- Two Shoes in 1971 at age 21
- Born: March 24, 1950 Fort Peck Reservation, Montana
- Died: April 9, 2010 (aged 60) Minneapolis, Minnesota
- Citizenship: Assiniboine and Sioux Tribes of the Fort Peck Indian Reservation, United States
- Occupation: Journalist
- Known for: Mentor and activist within Native American community
- Spouse: John Carmichael
- Children: 5

= Minnie Two Shoes =

Native American journalist

Minnie Two Shoes (March 24, 1950 – April 9, 2010) was a publicist for the American Indian Movement from 1970 to 1976 and worked most of her life in journalism and advancing Native American people and causes.

== Biography ==
Minnie Two Shoes was born on March 24, 1950, at the Fort Peck Reservation in Montana. She was an Assiniboine Sioux. She had five sisters; Jackie Ramuer, Marlee Eder, Marie Knowles, Margie Eder and Beverly Ruella and one brother, Peter Ruella.

In 1983, she received a bachelor's degree in Community Development from the Native American Education Service College in Fort Peck. She also studied at the University of Missouri School of Journalism from 1987 to 1990 where she was a co-founder of the Native American Student Association.

In 1984, she helped found the Native American Press Association which became the Native American Journalists Association in 1990. She co-founded the Wolf Point Traditional Women's Society and edited two magazines: Native Peoples and Aboriginal Voices. She was also a contributing writer for News From Indian Country. She worked with the Wotanin Wowapi at Fort Peck as a writer and columnist for Red Road Home. As a journalist, she wrote about water rights, air quality, the environment, oil, gas and economic development.

She worked as an instructor in communications at the Fort Peck College from 1992 to 1993. She also taught college journalism, and owned a production company.

Along with other leaders in the American Indian Movement, she was featured in the 2002 film The Spirit of Annie Mae. Two Shoes knew Annie Mae Aquash (Annie Mae Pictou-Aquash) personally, and is often cited as being instrumental in uncovering information regarding her murder in 1975.

She was highly regarded as a mentor and activist in her community.

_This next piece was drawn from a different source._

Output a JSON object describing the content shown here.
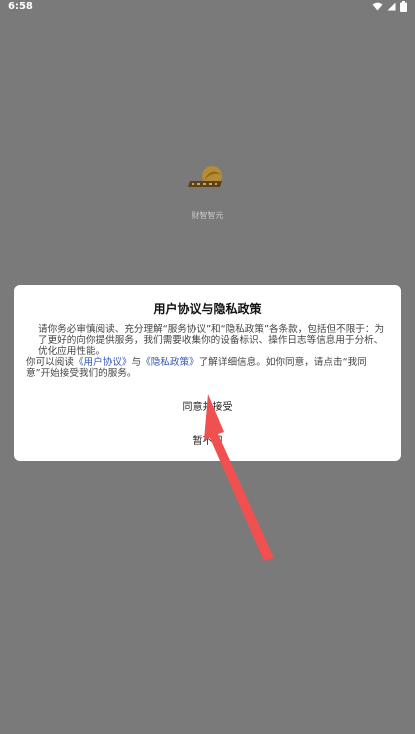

In 2010, Ronnie Washines, President of the Native American Journalists Association, said of her, "She was a sincere advocate of the free press, free speech and free food for everyone."

Two Shoes was married to John Carmichael and together they had five children: daughters Pahinskwe Two Shoes and Tateyumniwi Carmichael and sons Honwe Nupa Two Shoes, Peta Tinda Two Shoes and Makbiya Wambli Carmichael.

On April 9, 2010, Minnie Two Shoes died of cancer in Minneapolis, Minnesota. Her husband predeceased her.